Artisans : comment transmettre votre savoir-faire ?

Le savoir-faire est une valeur complexe et précieuse pour les artisans. Fondé sur votre apprentissage et votre expérience, il ne doit surtout pas être perdu. Voici comment le transmettre.

Que leur devanture indique horloger depuis 1775, artisan chausseur depuis 1878, ou luthier depuis 1996, les artisans sont fiers de leur histoire et de leur héritage, qu’ils affichent comme un argument clé pour séduire les clients. À raison ! Les artisans possèdent un savoir précieux, acquis au fil du temps, et les Français ne s’y trompent pas. Ils sont 94 % à avoir une bonne opinion des artisans, qu’ils considèrent comme des experts dans leur domaine et les dépositaires d’un savoir-faire.

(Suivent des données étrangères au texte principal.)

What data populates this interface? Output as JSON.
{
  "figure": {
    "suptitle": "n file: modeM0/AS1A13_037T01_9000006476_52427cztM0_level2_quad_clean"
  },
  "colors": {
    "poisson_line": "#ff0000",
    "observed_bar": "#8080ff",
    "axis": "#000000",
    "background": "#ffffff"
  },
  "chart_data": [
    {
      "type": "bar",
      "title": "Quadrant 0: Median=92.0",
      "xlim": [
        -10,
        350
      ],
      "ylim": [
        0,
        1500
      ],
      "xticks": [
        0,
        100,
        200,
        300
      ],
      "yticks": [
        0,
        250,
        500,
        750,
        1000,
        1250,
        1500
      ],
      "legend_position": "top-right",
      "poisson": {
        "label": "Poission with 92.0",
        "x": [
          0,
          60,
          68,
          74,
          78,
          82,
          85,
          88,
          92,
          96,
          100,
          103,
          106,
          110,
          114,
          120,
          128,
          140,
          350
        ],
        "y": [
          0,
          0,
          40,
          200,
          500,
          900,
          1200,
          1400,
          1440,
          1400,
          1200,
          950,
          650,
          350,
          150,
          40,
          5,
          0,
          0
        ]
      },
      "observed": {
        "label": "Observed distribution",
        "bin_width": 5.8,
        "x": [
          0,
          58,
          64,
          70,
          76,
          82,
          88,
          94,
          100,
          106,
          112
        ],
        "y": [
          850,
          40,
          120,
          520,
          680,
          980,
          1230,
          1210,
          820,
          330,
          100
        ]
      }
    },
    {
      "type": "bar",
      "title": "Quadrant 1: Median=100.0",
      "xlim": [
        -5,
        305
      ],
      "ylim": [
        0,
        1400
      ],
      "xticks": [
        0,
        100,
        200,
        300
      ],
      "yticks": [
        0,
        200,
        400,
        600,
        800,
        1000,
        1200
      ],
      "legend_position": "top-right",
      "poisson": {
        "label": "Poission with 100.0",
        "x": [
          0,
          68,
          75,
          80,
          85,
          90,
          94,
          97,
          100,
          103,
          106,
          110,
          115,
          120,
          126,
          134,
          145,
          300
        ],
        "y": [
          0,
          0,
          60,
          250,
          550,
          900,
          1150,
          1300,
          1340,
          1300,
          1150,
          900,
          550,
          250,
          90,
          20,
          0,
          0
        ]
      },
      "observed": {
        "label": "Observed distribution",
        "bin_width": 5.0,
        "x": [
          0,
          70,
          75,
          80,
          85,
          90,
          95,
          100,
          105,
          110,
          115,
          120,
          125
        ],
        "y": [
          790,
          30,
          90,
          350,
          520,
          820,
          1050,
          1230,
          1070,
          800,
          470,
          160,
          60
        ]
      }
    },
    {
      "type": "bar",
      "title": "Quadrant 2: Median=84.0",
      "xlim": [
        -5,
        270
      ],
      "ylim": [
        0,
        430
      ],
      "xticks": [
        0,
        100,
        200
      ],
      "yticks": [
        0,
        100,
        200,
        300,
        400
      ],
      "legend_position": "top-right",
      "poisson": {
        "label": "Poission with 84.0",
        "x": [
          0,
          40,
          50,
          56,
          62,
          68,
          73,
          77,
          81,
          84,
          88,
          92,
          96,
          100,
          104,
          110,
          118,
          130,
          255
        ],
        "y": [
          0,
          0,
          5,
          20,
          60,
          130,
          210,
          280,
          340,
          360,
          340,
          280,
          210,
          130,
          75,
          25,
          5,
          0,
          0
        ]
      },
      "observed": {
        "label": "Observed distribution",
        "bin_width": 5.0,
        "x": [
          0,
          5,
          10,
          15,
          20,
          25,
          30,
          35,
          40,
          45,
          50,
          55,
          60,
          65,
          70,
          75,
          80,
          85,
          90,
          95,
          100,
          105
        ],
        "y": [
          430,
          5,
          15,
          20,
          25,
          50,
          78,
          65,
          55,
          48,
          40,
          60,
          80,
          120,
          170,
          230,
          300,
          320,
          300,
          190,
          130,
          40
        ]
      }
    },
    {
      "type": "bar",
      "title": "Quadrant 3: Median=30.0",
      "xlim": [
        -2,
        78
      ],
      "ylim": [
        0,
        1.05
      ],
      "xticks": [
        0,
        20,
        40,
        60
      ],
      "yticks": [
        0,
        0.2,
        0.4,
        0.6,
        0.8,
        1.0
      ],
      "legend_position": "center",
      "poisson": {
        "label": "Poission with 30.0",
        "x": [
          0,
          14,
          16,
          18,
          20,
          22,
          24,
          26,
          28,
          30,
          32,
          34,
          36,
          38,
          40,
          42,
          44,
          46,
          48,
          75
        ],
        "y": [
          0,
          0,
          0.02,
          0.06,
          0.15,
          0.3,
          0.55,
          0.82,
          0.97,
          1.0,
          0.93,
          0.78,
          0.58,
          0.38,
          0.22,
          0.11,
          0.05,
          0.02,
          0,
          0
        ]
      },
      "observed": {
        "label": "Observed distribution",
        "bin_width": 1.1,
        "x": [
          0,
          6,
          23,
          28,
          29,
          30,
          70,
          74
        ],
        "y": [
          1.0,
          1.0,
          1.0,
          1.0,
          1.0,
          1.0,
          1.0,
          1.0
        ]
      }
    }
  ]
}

Au cœur de la valeur de chaque entreprise artisanale, le savoir-faire la distingue des autres et lui donne son identité propre. Loin de se limiter à des gestes, à des méthodes de travail, ce fameux savoir-faire artisanal est un ensemble qui combine à la fois des connaissances, des pratiques et des comportements. Pour assurer la pérennité de son activité, il est donc extrêmement important pour l’artisan de parvenir à transmettre ce savoir-faire.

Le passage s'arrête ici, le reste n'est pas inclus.